Le congrès sont la consécration de l’activité é d’une société savante, il permet de mettre à jour les connaissances, mais aussi de s’ouvrir et de dialoguer avec les autres acteurs, tel que les juges pour enfants, les éducateurs autour des tables rondes. Il y’a beaucoup de problèmes aux quels nous souhaiterions être associés, tel que la gestion des rythmes scolaires, les pédagogie utilisées (risque de la méthode globale) ou l’intégration scolaire des enfants particuliers (enfants autistes ou déficients intellectuels). Nous avons bien sûr à cote de cela mis à jours nos connaissances, car c’est une spécialité en perpétuel développement, surtout en rapport avec les découvertes en neuropsychiatrie. La gestion des troubles sensoriels dans l’autisme, le développement du langage, l’éducation sexuelle des adolescents, la gestion des compétences de vie, et la communication. Il y‘a des troubles nouveaux jusque là du domaine de la psychiatrie adule tel que « La dis-régulation sévère de l’humeur » et dont la prise en charge chez l’enfant est très particulière, donc une mise à niveau des connaissances qui a été très enrichissante.

Quelles sont vos recommandations essentielles à la clôture de ce congrès ?

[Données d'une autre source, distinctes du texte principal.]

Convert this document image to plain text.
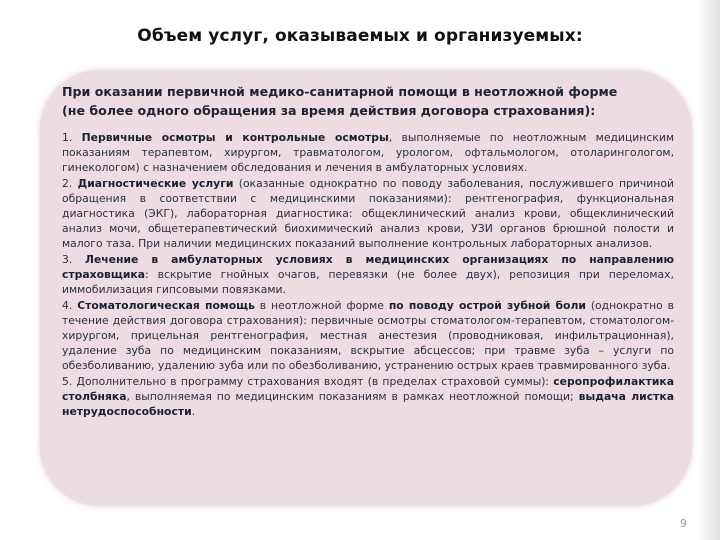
Объем услуг, оказываемых и организуемых:
При оказании первичной медико-санитарной помощи в неотложной форме
(не более одного обращения за время действия договора страхования):

1. Первичные осмотры и контрольные осмотры, выполняемые по неотложным медицинским показаниям терапевтом, хирургом, травматологом, урологом, офтальмологом, отоларингологом, гинекологом) с назначением обследования и лечения в амбулаторных условиях.

2. Диагностические услуги (оказанные однократно по поводу заболевания, послужившего причиной обращения в соответствии с медицинскими показаниями): рентгенография, функциональная диагностика (ЭКГ), лабораторная диагностика: общеклинический анализ крови, общеклинический анализ мочи, общетерапевтический биохимический анализ крови, УЗИ органов брюшной полости и малого таза. При наличии медицинских показаний выполнение контрольных лабораторных анализов.

3. Лечение в амбулаторных условиях в медицинских организациях по направлению страховщика: вскрытие гнойных очагов, перевязки (не более двух), репозиция при переломах, иммобилизация гипсовыми повязками.

4. Стоматологическая помощь в неотложной форме по поводу острой зубной боли (однократно в течение действия договора страхования): первичные осмотры стоматологом-терапевтом, стоматологом-хирургом, прицельная рентгенография, местная анестезия (проводниковая, инфильтрационная), удаление зуба по медицинским показаниям, вскрытие абсцессов; при травме зуба – услуги по обезболиванию, удалению зуба или по обезболиванию, устранению острых краев травмированного зуба.

5. Дополнительно в программу страхования входят (в пределах страховой суммы): серопрофилактика столбняка, выполняемая по медицинским показаниям в рамках неотложной помощи; выдача листка нетрудоспособности.

9
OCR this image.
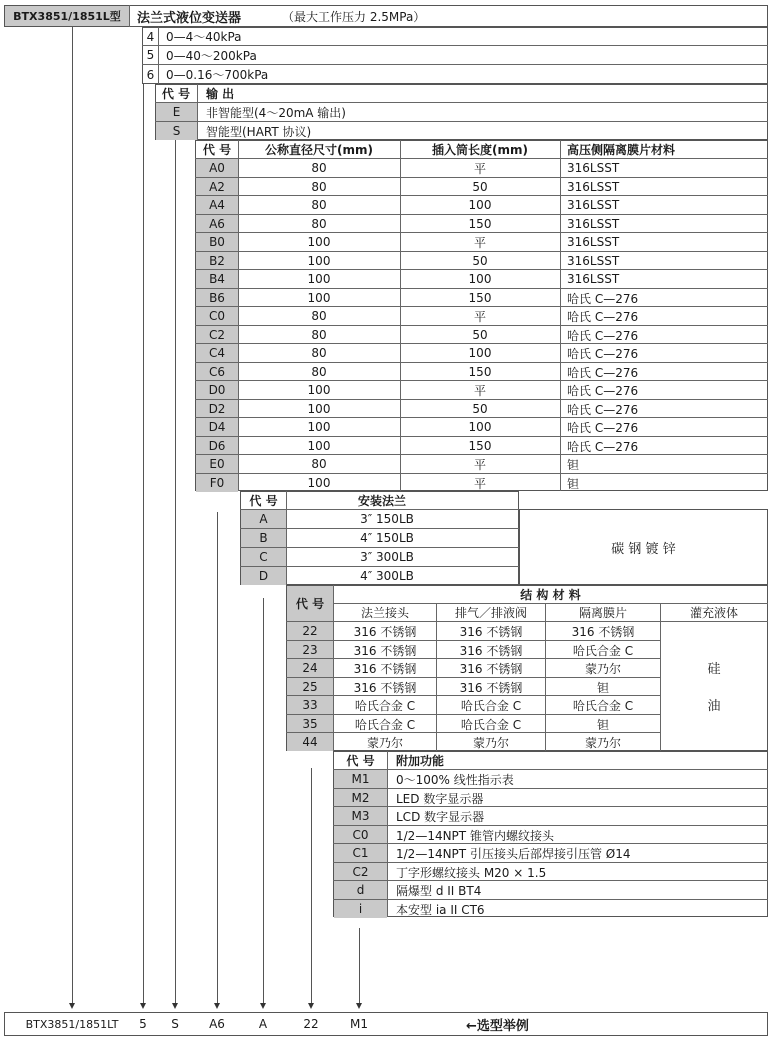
BTX3851/1851L型	法兰式液位变送器	（最大工作压力 2.5MPa）
4 0—4～40kPa
5 0—40～200kPa
6 0—0.16～700kPa
代 号	输 出
E	非智能型(4～20mA 输出)
S	智能型(HART 协议)
代 号	公称直径尺寸(mm)	插入筒长度(mm)	高压侧隔离膜片材料
A0	80	平	316LSST
A2	80	50	316LSST
A4	80	100	316LSST
A6	80	150	316LSST
B0	100	平	316LSST
B2	100	50	316LSST
B4	100	100	316LSST
B6	100	150	哈氏 C—276
C0	80	平	哈氏 C—276
C2	80	50	哈氏 C—276
C4	80	100	哈氏 C—276
C6	80	150	哈氏 C—276
D0	100	平	哈氏 C—276
D2	100	50	哈氏 C—276
D4	100	100	哈氏 C—276
D6	100	150	哈氏 C—276
E0	80	平	钽
F0	100	平	钽
代 号	安装法兰
碳 钢 镀 锌
A	3″ 150LB
B	4″ 150LB
C	3″ 300LB
D	4″ 300LB
代 号
结 构 材 料
法兰接头	排气／排液阀	隔离膜片	灌充液体
硅
油
22	316 不锈钢	316 不锈钢	316 不锈钢
23	316 不锈钢	316 不锈钢	哈氏合金 C
24	316 不锈钢	316 不锈钢	蒙乃尔
25	316 不锈钢	316 不锈钢	钽
33	哈氏合金 C	哈氏合金 C	哈氏合金 C
35	哈氏合金 C	哈氏合金 C	钽
44	蒙乃尔	蒙乃尔	蒙乃尔
代 号	附加功能
M1	0～100% 线性指示表
M2	LED 数字显示器
M3	LCD 数字显示器
C0	1/2—14NPT 锥管内螺纹接头
C1	1/2—14NPT 引压接头后部焊接引压管 Ø14
C2	丁字形螺纹接头 M20 × 1.5
d	隔爆型 d II BT4
i	本安型 ia II CT6
BTX3851/1851LT	5	S	A6	A	22	M1	←选型举例
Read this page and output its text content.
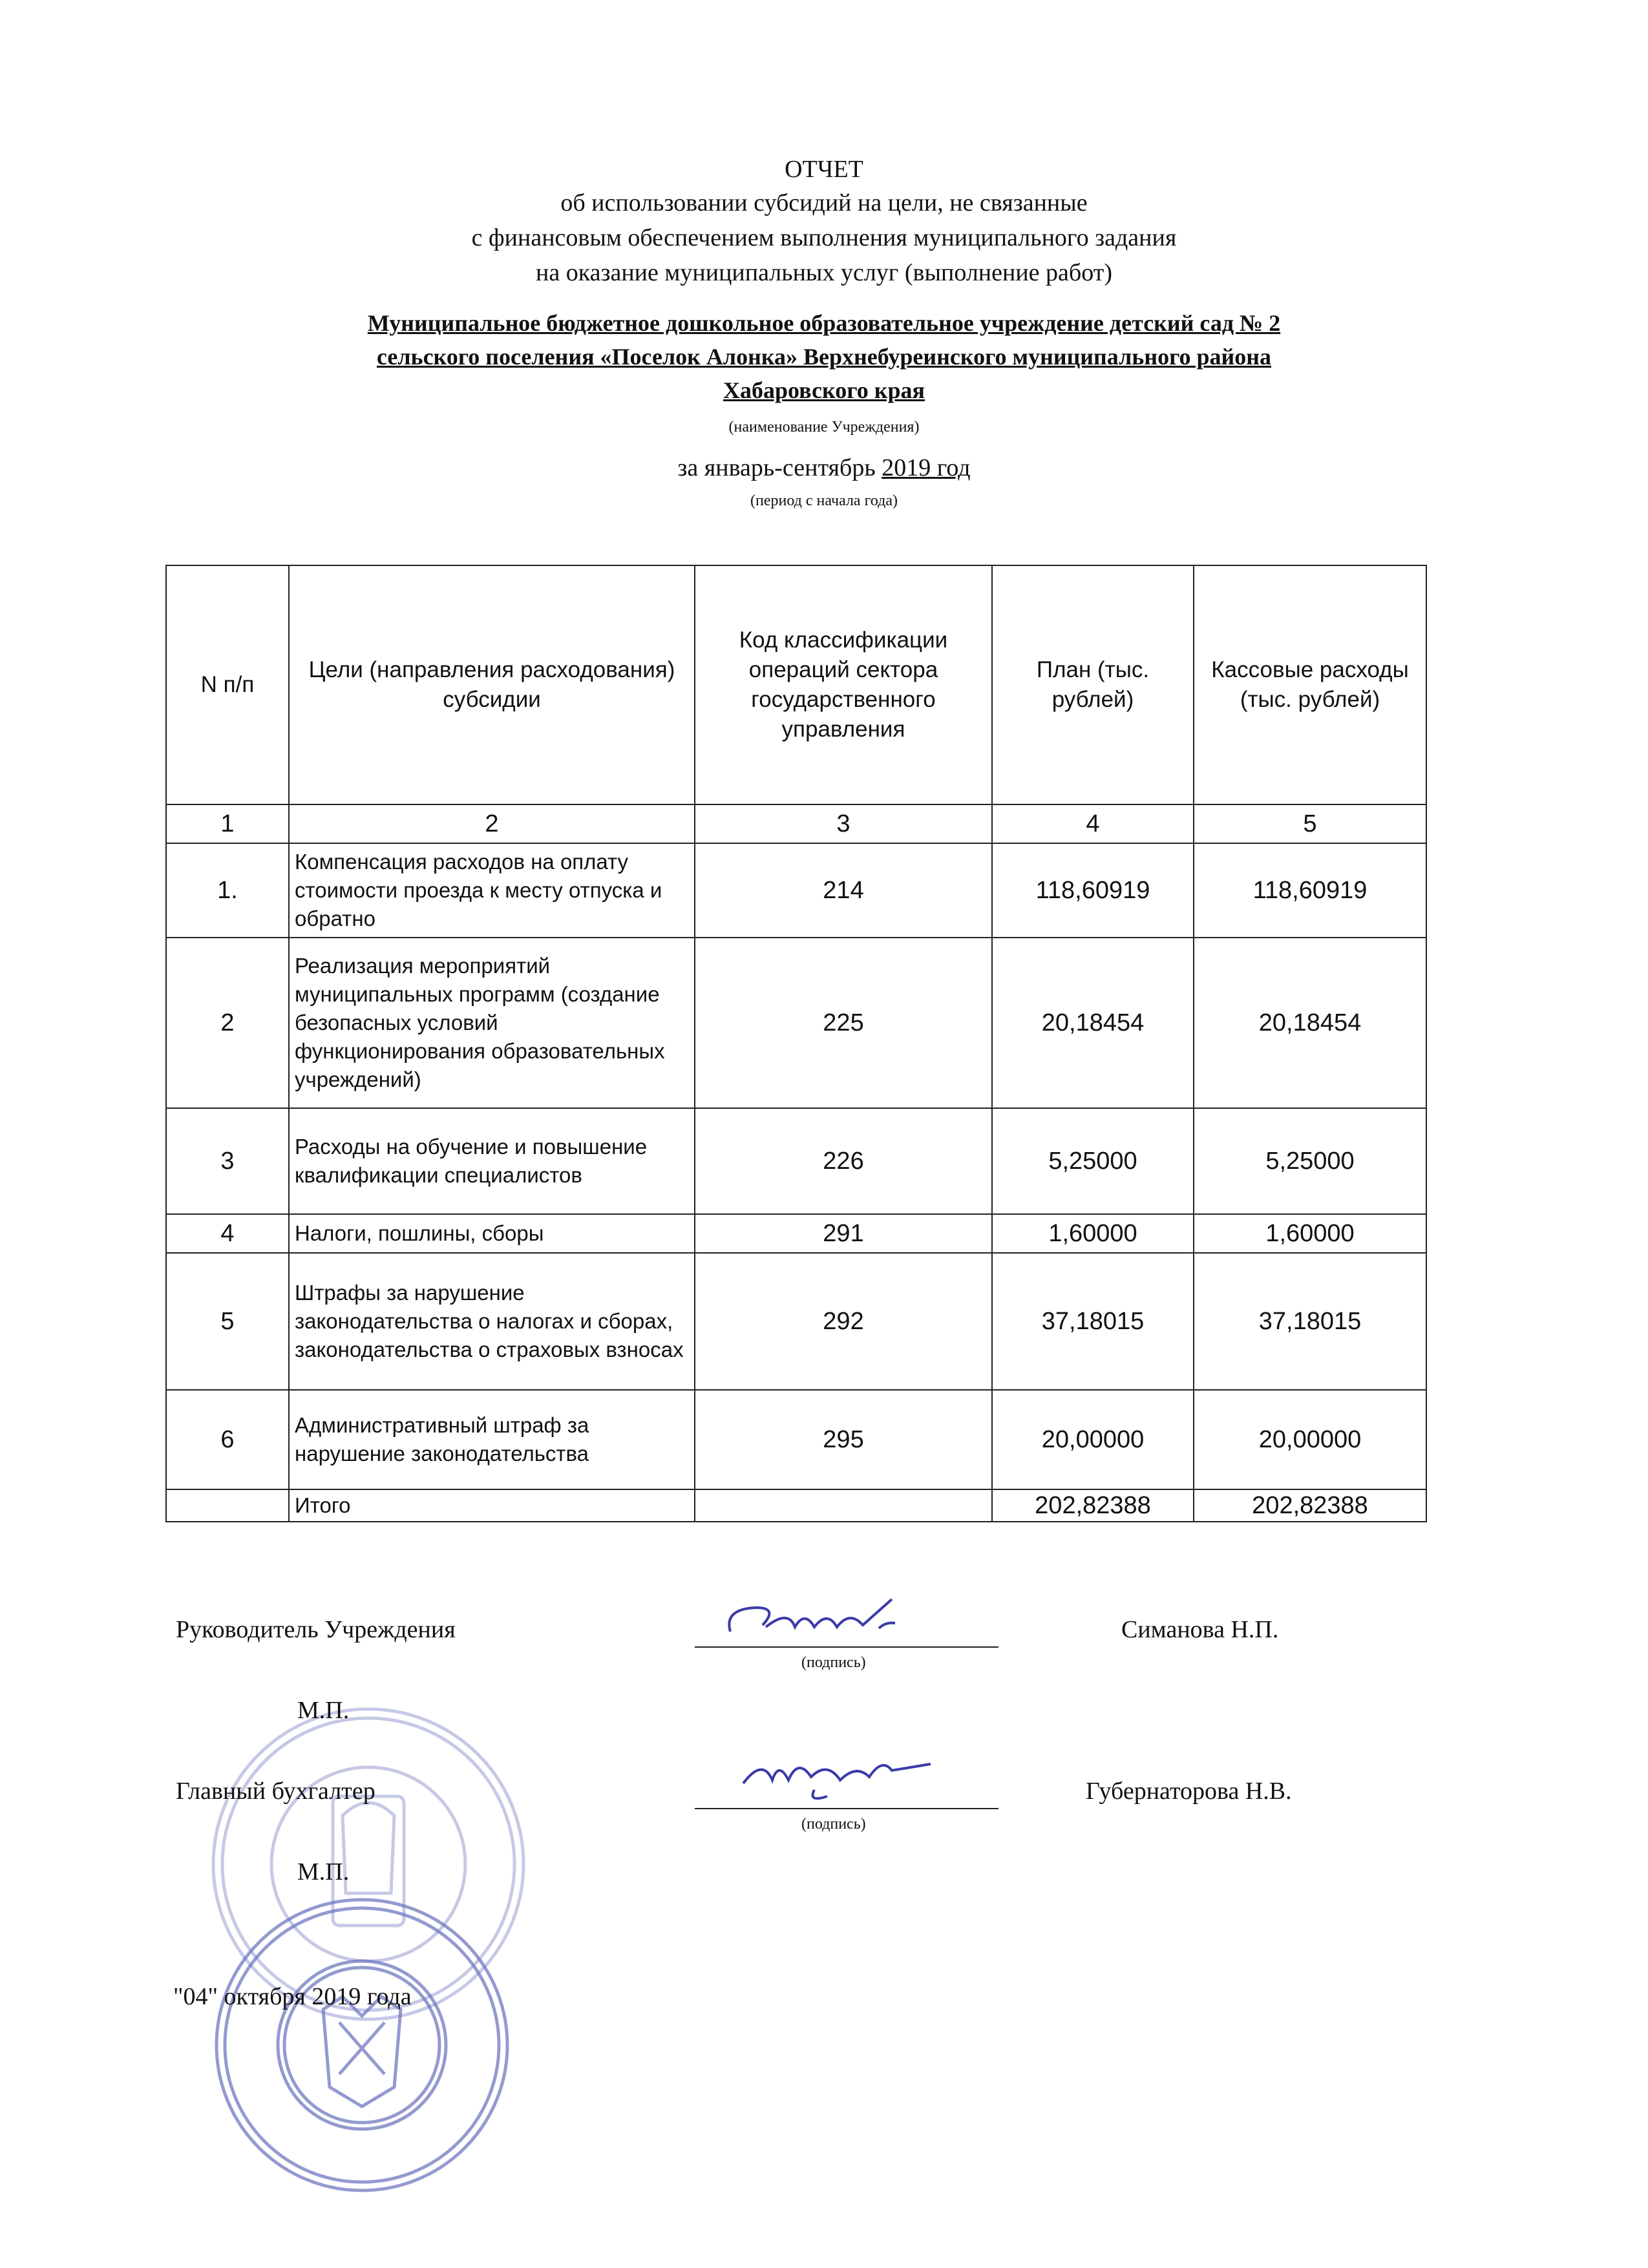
ОТЧЕТ
об использовании субсидий на цели, не связанные
с финансовым обеспечением выполнения муниципального задания
на оказание муниципальных услуг (выполнение работ)
Муниципальное бюджетное дошкольное образовательное учреждение детский сад № 2
сельского поселения «Поселок Алонка» Верхнебуреинского муниципального района
Хабаровского края
(наименование Учреждения)
за январь-сентябрь 2019 год
(период с начала года)
N п/п	Цели (направления расходования) субсидии	Код классификации операций сектора государственного управления	План (тыс. рублей)	Кассовые расходы (тыс. рублей)
1	2	3	4	5
1.	Компенсация расходов на оплату стоимости проезда к месту отпуска и обратно	214	118,60919	118,60919
2	Реализация мероприятий муниципальных программ (создание безопасных условий функционирования образовательных учреждений)	225	20,18454	20,18454
3	Расходы на обучение и повышение квалификации специалистов	226	5,25000	5,25000
4	Налоги, пошлины, сборы	291	1,60000	1,60000
5	Штрафы за нарушение законодательства о налогах и сборах, законодательства о страховых взносах	292	37,18015	37,18015
6	Административный штраф за нарушение законодательства	295	20,00000	20,00000
	Итого		202,82388	202,82388
Руководитель Учреждения
(подпись)
Симанова Н.П.
М.П.
Главный бухгалтер
(подпись)
Губернаторова Н.В.
М.П.
"04" октября 2019 года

Il faut donner les moyens à la pédopsychiatrie pour qu’elle puisse se développer et coller à l’image du pays qui évolue socialement et économiquement. Il est indispensable d’envisager un statu quo de la situation actuelle de la prise en charge des problèmes liés à l’enfance. Aujourd’hui nous assistons, comme pour d’autres spécialités à une « Fuite des médecins », et beaucoup de pédopsychiatres risquent de migrer à défaut d’une amélioration de leur situation. Nous avons dépassé le stade où l’inquiétude porte sur le pronostic vital, aujourd’hui assuré, Il faut donc porter tout l’intérêt sur la santé mentale de l’enfant. La pédopsychiatrie ne peut pas rester cantonné à une intervention en aval, la prévention doit être primordiale et pour cela, nous appelons les instances de tutelle à nous écouter, et à collaborer avec notre spécialité pour bâtir une enfance en bonne santé, pour une société saine.